Dear Beloved Leader

Discussion in 'FedEx Discussions' started by MrFedEx, Jan 6, 2012.

  1. MrFedEx

    MrFedEx Engorged Member

    I think that the proper term for Mr. Smith should now be "Dear Beloved Leader". I don't want to steal the departed Dear Leader's thunder, and Smith is genuinely "beloved" by myself and others for all that he has done to his employees. When Fred departs us, I can foresee a similar outpouring of "genuine" emotion from those of us that love him so very much.

    You know, planes flying in formation, black tape over your badge etc. There are some eerie similarities. Fred might even wear elevator shoes because he's also got Short Man's Syndrome.


    I call the 700 with the 8 foot tall upright pic of him on top so I can knock it off when I hit the bridge with it.
  3. P1 Lates

    P1 Lates New Member

    I think our Beloved Leader will be reincarnated into one of those pandas he like to fly around the world for fun.
  4. MrFedEx

    MrFedEx Engorged Member

    I thought he liked to fly politicians around the world for fun. Oops, that's for profit.
  5. MrFedEx

    MrFedEx Engorged Member

    That would be highly disrespectful to him. Perhaps he can be dropped from 40,000 feet instead.
  6. MrFedEx

    MrFedEx Engorged Member

    Fred got a lot of mileage out of those pandas, didn't he? We all must remember that Dear Beloved Leader Smith does nothing for fun...only for profit.
  7. UpstateNYUPSer

    UpstateNYUPSer Very proud grandfather.

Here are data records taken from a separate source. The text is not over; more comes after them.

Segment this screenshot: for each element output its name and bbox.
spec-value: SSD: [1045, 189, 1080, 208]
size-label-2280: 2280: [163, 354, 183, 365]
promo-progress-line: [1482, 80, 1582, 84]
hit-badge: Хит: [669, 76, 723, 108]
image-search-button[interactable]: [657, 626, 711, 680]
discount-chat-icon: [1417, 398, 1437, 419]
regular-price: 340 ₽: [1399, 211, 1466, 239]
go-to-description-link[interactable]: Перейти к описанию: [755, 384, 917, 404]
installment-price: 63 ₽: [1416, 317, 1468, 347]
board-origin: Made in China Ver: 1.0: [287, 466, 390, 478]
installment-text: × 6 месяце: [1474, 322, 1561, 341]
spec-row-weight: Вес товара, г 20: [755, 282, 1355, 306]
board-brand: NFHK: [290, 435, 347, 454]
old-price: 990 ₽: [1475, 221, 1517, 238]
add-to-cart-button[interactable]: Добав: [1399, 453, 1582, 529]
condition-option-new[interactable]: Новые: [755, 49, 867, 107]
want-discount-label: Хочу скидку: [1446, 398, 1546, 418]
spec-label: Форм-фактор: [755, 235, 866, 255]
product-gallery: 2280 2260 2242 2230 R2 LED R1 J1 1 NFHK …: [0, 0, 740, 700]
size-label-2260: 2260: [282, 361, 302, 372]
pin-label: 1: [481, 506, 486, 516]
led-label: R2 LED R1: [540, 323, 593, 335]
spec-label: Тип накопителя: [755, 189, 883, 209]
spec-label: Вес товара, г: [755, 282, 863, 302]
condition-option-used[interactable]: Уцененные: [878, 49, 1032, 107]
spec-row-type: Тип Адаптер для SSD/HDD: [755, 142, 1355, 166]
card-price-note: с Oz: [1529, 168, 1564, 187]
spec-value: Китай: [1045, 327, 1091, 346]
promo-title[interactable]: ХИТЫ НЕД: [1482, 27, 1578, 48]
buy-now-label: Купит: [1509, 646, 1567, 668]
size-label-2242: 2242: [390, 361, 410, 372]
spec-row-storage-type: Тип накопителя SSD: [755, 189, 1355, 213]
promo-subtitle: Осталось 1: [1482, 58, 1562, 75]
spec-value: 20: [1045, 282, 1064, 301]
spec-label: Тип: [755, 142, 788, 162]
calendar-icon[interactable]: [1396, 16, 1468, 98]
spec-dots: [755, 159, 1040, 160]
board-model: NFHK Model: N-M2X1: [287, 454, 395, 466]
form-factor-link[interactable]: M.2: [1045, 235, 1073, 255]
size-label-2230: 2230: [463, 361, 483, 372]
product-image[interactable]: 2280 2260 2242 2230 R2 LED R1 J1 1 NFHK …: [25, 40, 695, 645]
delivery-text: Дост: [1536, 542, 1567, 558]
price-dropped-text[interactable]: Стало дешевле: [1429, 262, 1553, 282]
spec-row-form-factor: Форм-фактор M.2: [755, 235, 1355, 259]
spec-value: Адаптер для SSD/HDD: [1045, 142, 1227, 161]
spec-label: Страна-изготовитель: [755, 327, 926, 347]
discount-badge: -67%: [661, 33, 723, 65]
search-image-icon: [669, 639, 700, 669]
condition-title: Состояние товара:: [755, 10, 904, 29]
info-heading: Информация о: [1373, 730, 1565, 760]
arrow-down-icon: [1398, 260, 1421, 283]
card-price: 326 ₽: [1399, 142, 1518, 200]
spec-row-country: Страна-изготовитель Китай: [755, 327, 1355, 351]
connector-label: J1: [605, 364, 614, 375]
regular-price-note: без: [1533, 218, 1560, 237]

    Is it wrong to get a little free publicity out of a humanitarian act?
  8. MrFedEx

    MrFedEx Engorged Member

    No, but Smith is no humanitarian. Just ask anyone who works for him.
  9. vantexan

    vantexan Well-Known Member

    A pandatarian?
  10. MrFedEx

    MrFedEx Engorged Member

    I think that the powers in Memphis need to step-up the propaganda campaign and get us properly motivated and "re-educated". In other words, we need to get Purple all over again. At precisely 0600 local time, huge electronic billboards will come to life in every station, and loudspeakers will blare the messages of the day. "NO SERVICE FAILURES", "DELIVER THE PURPLE PROMISE", and "WE LOVE YOU DEAR BELOVED LEADER!!".

    This will be mandatory, and off the clock. At the end of the celebration, purple frosted cupcakes and grape Kool-Aid will be passed around and at precisely 0700, an 8 foot tall (thanks, Downtrodden) image of Dear Beloved Leader will be raised and we will all bow repeatedly toward Memphis. The image of Dear Beloved Leader shall be oriented in such a way that when employees gaze upon the image of the exalted Smith that their direction shall be pointed toward our Purple Meccah, the jewel of the universe....Memphis, TN.

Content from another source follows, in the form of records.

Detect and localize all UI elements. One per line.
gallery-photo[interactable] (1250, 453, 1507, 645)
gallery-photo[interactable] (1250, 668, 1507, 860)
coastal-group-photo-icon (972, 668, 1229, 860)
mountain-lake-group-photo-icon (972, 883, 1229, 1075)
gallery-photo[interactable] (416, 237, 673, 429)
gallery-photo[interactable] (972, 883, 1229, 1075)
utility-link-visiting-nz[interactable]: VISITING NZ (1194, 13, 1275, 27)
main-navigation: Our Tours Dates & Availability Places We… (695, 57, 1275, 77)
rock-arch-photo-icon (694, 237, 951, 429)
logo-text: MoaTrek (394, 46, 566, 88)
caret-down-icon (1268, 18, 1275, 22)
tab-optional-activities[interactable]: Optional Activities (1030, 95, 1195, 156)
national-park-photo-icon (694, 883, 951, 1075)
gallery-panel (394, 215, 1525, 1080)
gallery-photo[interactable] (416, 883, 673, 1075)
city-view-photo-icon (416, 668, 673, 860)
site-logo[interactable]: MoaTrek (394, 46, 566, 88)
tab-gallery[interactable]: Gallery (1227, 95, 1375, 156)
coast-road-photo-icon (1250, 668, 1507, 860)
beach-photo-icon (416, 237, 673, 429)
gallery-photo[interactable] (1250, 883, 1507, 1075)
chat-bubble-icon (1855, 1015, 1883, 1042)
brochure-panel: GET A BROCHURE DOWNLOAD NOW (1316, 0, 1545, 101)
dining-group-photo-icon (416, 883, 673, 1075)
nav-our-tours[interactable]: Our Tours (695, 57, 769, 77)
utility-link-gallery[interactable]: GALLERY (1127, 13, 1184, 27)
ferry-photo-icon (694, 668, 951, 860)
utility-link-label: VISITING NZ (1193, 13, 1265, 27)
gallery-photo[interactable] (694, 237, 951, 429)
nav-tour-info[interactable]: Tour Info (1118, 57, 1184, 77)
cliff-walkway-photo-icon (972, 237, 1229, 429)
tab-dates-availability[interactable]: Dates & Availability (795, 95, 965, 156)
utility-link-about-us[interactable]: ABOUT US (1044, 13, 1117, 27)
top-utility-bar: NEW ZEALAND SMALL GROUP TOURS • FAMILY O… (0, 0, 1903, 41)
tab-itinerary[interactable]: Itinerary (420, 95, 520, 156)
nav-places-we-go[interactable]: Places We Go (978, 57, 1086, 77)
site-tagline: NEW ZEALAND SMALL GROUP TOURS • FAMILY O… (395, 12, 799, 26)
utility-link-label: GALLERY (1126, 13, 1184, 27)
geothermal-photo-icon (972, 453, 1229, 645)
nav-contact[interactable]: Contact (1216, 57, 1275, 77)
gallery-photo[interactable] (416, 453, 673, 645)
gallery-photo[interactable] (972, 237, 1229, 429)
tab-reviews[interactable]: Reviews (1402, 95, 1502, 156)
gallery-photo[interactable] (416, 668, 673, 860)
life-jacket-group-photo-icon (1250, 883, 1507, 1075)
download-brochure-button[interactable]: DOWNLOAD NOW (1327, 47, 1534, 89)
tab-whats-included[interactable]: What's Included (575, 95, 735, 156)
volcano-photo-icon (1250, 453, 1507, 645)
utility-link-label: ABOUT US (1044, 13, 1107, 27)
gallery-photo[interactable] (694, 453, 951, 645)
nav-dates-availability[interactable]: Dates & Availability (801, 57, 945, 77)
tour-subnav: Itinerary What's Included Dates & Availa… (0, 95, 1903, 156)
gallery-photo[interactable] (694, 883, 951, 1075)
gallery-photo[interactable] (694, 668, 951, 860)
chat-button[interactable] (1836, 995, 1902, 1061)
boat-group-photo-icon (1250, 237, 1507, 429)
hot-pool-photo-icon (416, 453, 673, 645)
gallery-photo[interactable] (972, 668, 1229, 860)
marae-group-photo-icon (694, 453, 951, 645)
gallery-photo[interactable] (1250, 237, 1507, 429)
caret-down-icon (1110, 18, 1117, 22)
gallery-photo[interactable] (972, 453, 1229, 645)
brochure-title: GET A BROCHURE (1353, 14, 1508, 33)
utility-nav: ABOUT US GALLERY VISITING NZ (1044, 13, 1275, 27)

    The image shall then be lowered, and all employees must then consult their Service Guides for 15 minutes of reflection and solace on what it means to be a follower of Dear Beloved Leader and the absolute privilege it is to deliver his golden packages for a pittance.

    Oh, how very lucky we are. Praise you, oh Dear Beloved Leader. We are not worthy.
    Last edited: Jan 8, 2012
  11. Mr. 7

    Mr. 7 The monkey on the left.

    Hanging right next to all the 20 yr. employee's banners.


    Actually, I think getting publicity out of a humanitarian act kind of negates the humanitarian act. Kind of like doing pre-meditated "random" act of kindness, it's good that you did it, but it lacks the "randomness".
  13. vantexan

    vantexan Well-Known Member

    Kind of like supporting the United Way very publicly, then having your employees fund the support.
  14. Ghostwriter

    Ghostwriter New Member

    There is no such thing as FREE. If you donate to a cause (etc) or commit a humanitarian act- would it bother you if someone else received the credit? So, in short you will receive nothing as your (exampled) employer receives the credit.